There always be gaps in ownership and there will be some critical software left to individuals to keep the lights on. It's an ideal we need to move towards but we might never reach.
That being said, it really doesn't need to be this bad.
Here is a non-exhaustive list of critical tech currently in production without any maintainers:
- All of the authorization stack (2FA, Central Auth (otherwise known as SUL), authentication in mw, OAuth, etc.)
- All of the multimedia stack (from upload, to the video player, to the mw file backend, media handler, metadata extraction, etc.)
- FlaggedRevs aka Pending changes, a critical tool in the workflow of patrollers
- Abusefilter, the tool that prevents vandalism from being saved. I can't stress how important this is.

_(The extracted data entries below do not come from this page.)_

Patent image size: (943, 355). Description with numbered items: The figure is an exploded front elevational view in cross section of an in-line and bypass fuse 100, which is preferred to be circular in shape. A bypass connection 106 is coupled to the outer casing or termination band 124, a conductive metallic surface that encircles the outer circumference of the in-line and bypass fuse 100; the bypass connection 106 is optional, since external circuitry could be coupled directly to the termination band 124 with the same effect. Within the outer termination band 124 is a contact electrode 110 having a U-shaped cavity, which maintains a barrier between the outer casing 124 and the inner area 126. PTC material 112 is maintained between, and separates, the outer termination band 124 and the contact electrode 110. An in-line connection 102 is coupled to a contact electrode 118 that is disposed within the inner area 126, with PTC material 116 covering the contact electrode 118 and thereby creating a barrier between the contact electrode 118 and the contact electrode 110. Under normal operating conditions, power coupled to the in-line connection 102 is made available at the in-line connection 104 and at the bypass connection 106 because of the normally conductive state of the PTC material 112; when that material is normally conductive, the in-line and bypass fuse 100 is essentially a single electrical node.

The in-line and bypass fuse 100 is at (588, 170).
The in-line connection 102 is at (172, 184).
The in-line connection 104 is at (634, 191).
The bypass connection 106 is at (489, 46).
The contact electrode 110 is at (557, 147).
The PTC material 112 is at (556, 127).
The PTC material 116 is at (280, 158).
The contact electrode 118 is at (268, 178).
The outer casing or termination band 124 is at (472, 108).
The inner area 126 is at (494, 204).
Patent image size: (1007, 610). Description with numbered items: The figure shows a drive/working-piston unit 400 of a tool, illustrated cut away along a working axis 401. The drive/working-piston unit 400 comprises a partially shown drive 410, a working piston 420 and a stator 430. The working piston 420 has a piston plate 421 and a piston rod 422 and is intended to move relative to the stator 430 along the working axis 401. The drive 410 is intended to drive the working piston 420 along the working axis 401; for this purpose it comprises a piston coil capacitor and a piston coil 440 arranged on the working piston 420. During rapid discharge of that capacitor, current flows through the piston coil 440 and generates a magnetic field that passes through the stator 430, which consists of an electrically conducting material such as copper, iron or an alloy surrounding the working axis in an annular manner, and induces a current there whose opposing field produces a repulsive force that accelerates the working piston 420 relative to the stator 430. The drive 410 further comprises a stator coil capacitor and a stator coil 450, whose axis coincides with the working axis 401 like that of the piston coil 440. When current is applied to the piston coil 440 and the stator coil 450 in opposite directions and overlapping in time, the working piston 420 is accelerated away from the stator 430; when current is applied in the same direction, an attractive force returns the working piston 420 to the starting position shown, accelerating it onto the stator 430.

- SecurePoll, critical to community resilience.
- Deletion workflow
- Mailman (mailing lists), the very same infra that is sending and storing this email.
- User preferences
- Gadgets infra
- Beta cluster: The most important human testing infra before bugs hit production.
- SpamBlacklist/TitleBlacklist
You can go and check:
https://www.mediawiki.org/wiki/Developers/Maintainers and
https://phabricator.wikimedia.org/project/board/3144/query/open/ to see frustrations and open requests for years.
And even if a software would have an owner, it used to be that the team was under so much pressure to produce new things instead of maintenance that the software would practically be without a maintainer (or worse, as even volunteers couldn't unofficially take the role). I can example a few.